CHICAGO (AP) — A Chicago medical examiner says he plans to exhume the body of a lottery winner who was poisoned with a lethal dose of cyanide.
Cook County Medical Examiner Stephen Cina said today the paperwork is being prepared for a judge to approve and he hopes to exhume Urooj Khan’s body in the next few weeks.
Khan’s death on July 20 was initially ruled a result of natural causes. But a relative’s request for a deeper look resulted in the startling conclusion months later that Kahn was killed with the highly toxic poison as he was about to collect $425,000 in winnings.
Cina says exhuming the body could allow for more tests that could be presented in court if the case goes to trial.
Police have not announced any suspects.
Urooj Khan had returned to Chicago from the hajj pilgrimage to Saudi Arabia inspired to lead a better life and had sworn off buying lottery tickets — except just this once.
To his astonishment, the scratch-off ticket was a $1 million winner. But the day after the state issued the check last July, Khan suddenly died, leaving authorities with a baffling mystery and a homicide investigation.
After initially ruling that he died of natural causes, the Cook County Medical Examiner’s office now has determined that Khan, 46, ingested a lethal dose of cyanide. The Chicago police now are cooperating in an investigation into who might have killed him.
“It’s pretty unusual,” said Cook County Medical Examiner Stephen Cina, commenting on the rarity of cyanide poisonings. “I’ve had one, maybe two cases out of 4,500 autopsies I’ve done.”
Khan, who owned a number of dry cleaners, stopped in at the convenience store near his home in the West Rogers Park neighborhood on the city’s North Side in June and bought a ticket for an instant lottery game.

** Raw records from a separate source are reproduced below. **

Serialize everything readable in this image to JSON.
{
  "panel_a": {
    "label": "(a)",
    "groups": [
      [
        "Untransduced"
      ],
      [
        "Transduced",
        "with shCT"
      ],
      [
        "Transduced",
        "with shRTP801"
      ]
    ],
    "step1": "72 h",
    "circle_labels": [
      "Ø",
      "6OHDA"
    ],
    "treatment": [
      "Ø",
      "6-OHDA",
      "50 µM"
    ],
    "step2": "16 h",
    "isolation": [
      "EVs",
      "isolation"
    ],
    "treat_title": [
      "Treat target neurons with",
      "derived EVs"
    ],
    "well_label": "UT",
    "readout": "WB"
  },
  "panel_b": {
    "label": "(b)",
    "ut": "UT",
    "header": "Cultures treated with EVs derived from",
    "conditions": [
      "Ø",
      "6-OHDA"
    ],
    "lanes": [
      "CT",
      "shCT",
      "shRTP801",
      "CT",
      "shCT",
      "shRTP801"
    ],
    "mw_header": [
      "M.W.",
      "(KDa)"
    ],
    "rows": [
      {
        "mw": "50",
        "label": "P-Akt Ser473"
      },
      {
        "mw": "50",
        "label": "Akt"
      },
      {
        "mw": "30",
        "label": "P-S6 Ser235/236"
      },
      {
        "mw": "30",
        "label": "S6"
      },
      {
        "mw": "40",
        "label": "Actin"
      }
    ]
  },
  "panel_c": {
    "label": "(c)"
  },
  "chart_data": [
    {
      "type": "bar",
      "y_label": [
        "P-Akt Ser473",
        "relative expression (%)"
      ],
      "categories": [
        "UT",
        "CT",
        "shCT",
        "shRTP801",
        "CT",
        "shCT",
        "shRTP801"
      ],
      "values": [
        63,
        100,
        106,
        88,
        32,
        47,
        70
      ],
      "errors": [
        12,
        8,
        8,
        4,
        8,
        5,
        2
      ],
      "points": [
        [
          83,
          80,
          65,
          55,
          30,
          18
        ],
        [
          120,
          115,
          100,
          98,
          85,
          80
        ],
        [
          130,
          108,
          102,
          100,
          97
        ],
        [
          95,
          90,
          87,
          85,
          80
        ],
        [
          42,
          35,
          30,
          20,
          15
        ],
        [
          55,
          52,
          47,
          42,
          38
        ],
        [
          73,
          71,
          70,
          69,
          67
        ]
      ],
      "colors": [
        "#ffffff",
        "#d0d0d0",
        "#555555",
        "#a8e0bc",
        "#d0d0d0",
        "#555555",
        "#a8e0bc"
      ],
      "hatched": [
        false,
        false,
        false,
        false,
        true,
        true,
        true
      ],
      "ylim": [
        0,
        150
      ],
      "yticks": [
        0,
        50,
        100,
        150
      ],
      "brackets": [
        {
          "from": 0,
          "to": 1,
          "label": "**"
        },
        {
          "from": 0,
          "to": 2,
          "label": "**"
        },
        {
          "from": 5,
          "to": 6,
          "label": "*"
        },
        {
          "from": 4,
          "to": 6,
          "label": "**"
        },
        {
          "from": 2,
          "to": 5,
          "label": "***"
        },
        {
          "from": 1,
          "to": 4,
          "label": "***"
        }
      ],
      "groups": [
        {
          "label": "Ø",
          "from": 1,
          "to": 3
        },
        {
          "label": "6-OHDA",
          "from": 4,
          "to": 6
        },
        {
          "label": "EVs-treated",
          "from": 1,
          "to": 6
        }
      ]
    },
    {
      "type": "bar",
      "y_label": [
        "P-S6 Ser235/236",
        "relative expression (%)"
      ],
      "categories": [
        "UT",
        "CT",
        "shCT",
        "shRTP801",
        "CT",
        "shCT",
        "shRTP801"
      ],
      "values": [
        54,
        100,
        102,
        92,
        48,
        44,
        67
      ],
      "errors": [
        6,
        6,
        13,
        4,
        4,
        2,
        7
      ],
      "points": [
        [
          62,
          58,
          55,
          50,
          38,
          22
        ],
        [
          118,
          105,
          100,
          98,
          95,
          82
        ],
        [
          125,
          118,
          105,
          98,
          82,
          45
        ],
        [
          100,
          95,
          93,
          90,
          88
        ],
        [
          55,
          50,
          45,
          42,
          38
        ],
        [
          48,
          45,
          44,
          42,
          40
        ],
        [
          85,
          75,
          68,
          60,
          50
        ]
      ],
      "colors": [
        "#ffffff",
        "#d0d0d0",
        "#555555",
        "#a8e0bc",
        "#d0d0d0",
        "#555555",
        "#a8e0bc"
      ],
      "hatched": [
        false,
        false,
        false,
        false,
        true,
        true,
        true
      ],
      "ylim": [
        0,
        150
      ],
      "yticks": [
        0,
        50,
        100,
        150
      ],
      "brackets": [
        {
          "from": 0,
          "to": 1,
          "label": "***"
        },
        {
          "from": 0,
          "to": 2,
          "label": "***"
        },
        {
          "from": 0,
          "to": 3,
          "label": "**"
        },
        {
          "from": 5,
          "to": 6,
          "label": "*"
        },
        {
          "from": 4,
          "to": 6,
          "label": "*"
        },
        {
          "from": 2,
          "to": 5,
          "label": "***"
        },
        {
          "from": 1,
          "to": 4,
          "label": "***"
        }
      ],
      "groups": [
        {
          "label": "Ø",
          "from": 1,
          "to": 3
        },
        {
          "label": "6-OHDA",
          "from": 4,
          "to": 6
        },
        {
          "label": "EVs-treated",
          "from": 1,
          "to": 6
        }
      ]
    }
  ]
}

Convenience store clerk Ashur Oshana told The Associated Press on Monday that Khan had gone on the pilgrimage and told him he was done gambling. But Khan couldn’t resist and scratched off the winner in front of Oshana.
“Right away he grabbed my hand,” Oshana said. “He kissed my hand and kissed my head and gave me $100. He was really happy.”
At an Illinois Lottery ceremony days later, Khan recalled he jumped up and down and repeatedly shouted, “I hit a million!”
“Winning the lottery means everything to me,” he said at the June 26 ceremony, with his wife, Shabana Ansari; their daughter, Jasmeen Khan; and friends. He said he’d put some winnings into his businesses and give some to a children’s hospital.
Khan opted for a lump sum of slightly more than $600,000. After taxes, the winnings amounted to about $425,000, said lottery spokesman Mike Lang. The check was issued from the state Comptroller’s Office on July 19, the day before Khan died. It was cashed Aug. 15, Lang said.